Access: 800-768-2983 access code 4918837 for audio and https://join.me/IWDW-Online for video

·         5 mins. – Agenda Review and Roll Call (name and affiliation) – Tom Moore

·         15 min. - EPA ORD - brief talk about AMET and the use of automated scripts for model evaluation - Wyat Appel

·         10 min. – Q&A

·         20 min. – TCEQ - MPE techniques including hardware/software configurations – Doug Boyer and Weining Zhao

·         10 min. – Q&A

·         20 min. – IWDW – IWDW Web Tool Overview – Dustin Schmidt, Rodger Ames, and Shawn McClure

·         10 min. – Q&A

·         Next steps and WRAP-up - Tom

selected Motivations from IWDW participants

1.       Discuss how IWDW have responded to input from air agencies, FLMs, and EPA regions in the West about MPE

2.       Display IWDW tools and functionality

3.       Understanding plans by ORD (and OAQPS) to develop modular and transparent MPE tools

can add Motivations for TCEQ

Motivations as defined by EPA

The atmospheric observation and modeling communities generate enormous volumes of environmental data, and efforts to improve both access to that data and effective web-based analysis tools are ongoing. There are several components to a successful web-based data access and analysis solution including data storage, retrieval, query and visualization. Storage and retrieval of these large datasets require solutions that take into account the data volume, access frequency, transfer speed, fixed cost of infrastructure, etc.

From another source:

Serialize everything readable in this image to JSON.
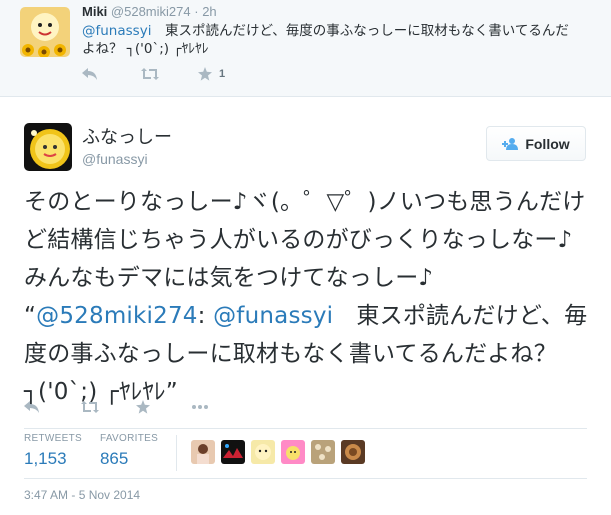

Moreover, many of the routines that produce graphical or statistical output from observation, chemical transport model, and emission model datasets have relied on programming environments that require expertise to configure and adjust (R, IDL, NCL, Matlab, Python, Fortran, SQL, etc). As a result, most observation and model-performance visualization tools have been highly customized to individual scenarios or applications. With recent societal advances in “Big Data” analytics, there are now a host of software packages and libraries that can be used to develop intuitive web-based tools to allow users to more quickly probe environmental data through interactive statistics, time series, bar charts and maps.

Institutions including the EPA, TCEQ, and WESTAR, who are each interested developing their own targeted solutions for web-based data access and visualization, will share their individual experiences and plans for the future. Subsequent discussion may identify potential synergies (to be leveraged in the future) as the needs that are unique to and common among the various teams emerge during the webinar.

Long term, EPA is also interested in identifying metrics and comparisons that the atmospheric modeling community may add to standard model evaluation protocols as the quality and frequency of observations increases and the effort required to analyze data decreases in the future. Although this webinar will not specifically address this topic, if attendees have opinions, they are invited to share as part of the discussion given the breadth of expertise of the speakers and audience.